Bruxelles: il dolore dell’anonimato” “

Il card. Danneels elenca le “ferite” della sua città: solitudine, anonimato, insicurezza, estraniamento…
Un “acuto bisogno di liberazione”, “domande di ricerca di senso più profonde e più numerose”, insieme alla “ricerca di un equilibrio vivibile tra persona e comunità” sono le richieste più pressanti e caratteristiche che gli abitanti delle metropoli contemporanee pongono oggi alla Chiesa. E’ quanto emerge dall’intervento del card . Godfried Danneels , arcivescovo di Mechelen-Bruxelles, in occasione della presentazione, sabato 4 maggio a Vienna, della missione cittadina in quattro capitali europee: Bruxelles, Parigi, Lisbona e Vienna. Alcuni spunti tratti dal suo intervento nella capitale austriaca.

La fede torna in città. Oggi – ha sottolineato l’arcivescovo belga – più della metà della popolazione vive nelle città e le “zone di campagna non sono più luogo di incubazione della fede cristiana”. La fede torna nelle aree urbane “come è stato all’inizio del Cristianesimo”; è qui, nelle metropoli, sostiene Danneels, “che si mette in gioco il futuro del cristianesimo. Occorre dunque puntare sulle città, dove “si sono sviluppate le culture”, dove si è formato un “nuovo concetto della vita in comune e una nuova immagine dell’uomo, insieme a una lingua nuova: è allora qui che deve avvenire l’inculturazione del Vangelo. La città è diventata il centro della vita”.

Le tentazioni dell’apostolo cittadino. “La paura e il venir meno della fiducia – ha detto Danneels – sono le grosse tentazioni dell’apostolo cittadino di oggi”. Ecco perché è importante saper “individuare con chiarezza gli impedimenti” e nutrire “ancora più fiducia nella forza irresistibile del seme che è la Parola di Dio”. L’arcivescovo di Bruxelles consiglia anche di non sottovalutare l’importanza del “gruppo” e il sostegno dalla comunità ma anche la preparazione alla missione in modo che si sia “in grado di padroneggiare il vocabolario, la grammatica, la mentalità della popolazione cittadina”.

Le ferite della città
. L’abitante della città, a parere del card. Danneels, “non cerca le risposte nella religione”; visibili rimangono anche “le sue ferite: la solitudine e l’anonimato, l’esigenza di sicurezza e di comunità, la mobilità e l’estraniamento, la difficoltà” infine “a trovare un posto nella società”. Forte si fa strada in quest’uomo allora “la ricerca di guarigione”, anche se su questo bisogno si è creato un vero e proprio “mercato della ricerca di senso, un mercato aperto, dove sono presenti numerosi candidati, ognuno con una offerta”.

Domande di senso
. Nelle città in modo particolare è palpabile la ricerca di “un equilibrio vivibile tra persona e comunità, tra ‘io’ e ‘noi’, tra l’essere solo e con molti: un modello di convivenza che si trovi a metà tra l’io e la collettività”. Ma “essere libero” da ogni legame e da ogni norma non rende felice l’uomo. Ne sono testimonianza “un numero di suicidi da non sottovalutare” perché “conseguenza dell”essere libero’, quando non si sa più perché, per quale ragione darsi da fare”.

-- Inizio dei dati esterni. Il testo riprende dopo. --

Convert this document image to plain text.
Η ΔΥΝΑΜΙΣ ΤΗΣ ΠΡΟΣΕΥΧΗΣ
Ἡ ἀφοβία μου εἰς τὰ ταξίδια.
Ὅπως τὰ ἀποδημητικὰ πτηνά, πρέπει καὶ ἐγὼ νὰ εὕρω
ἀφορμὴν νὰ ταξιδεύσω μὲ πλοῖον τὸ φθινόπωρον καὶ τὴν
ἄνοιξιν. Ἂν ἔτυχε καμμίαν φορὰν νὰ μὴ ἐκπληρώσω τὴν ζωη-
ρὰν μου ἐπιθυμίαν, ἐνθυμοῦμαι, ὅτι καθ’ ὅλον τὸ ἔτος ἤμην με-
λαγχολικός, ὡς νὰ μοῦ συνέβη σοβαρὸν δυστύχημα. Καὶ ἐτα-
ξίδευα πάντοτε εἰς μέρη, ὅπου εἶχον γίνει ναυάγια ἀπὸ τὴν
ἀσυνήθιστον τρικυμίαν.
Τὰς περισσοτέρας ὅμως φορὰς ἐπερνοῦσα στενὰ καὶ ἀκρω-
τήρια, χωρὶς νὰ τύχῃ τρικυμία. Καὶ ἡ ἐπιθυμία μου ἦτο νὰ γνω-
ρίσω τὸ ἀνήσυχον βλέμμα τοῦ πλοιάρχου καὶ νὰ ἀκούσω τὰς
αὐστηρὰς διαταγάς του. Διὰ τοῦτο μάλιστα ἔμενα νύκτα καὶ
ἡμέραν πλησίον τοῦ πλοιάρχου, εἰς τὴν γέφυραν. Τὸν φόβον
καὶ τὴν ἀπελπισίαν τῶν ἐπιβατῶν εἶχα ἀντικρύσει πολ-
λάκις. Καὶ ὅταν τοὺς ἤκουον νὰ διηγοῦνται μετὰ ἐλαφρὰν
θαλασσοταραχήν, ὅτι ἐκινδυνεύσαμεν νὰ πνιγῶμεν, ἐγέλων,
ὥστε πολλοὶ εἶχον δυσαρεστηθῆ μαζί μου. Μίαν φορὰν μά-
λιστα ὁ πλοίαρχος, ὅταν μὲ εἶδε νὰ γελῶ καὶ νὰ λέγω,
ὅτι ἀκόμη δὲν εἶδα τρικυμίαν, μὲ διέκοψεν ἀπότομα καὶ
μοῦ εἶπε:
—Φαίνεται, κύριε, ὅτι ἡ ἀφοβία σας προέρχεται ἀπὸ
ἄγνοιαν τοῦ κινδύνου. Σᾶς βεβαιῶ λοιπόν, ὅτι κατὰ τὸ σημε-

Mancanza di coesione nel tessuto sociale
. “Città – ha aggiunto il cardinale belga – è anche la lingua franca, incapace di dare un nome ai problemi e di comprenderne la soluzione: una confusione linguistica che, come a Babele, si stende davanti a noi”. Un fatto, questo, sostiene Danneels, “ben compreso dalle sette che spesso, senza pudore, raccolgono i numerosi bisogni dell’uomo” e con la loro grande inclinazione “a personalizzare e individualizzare” offrono all’uomo metropolitano “un modo per opporsi al dolore dell’anonimato”. Anche per questo, “più che mai è necessaria l’evangelizzazione della metropoli”.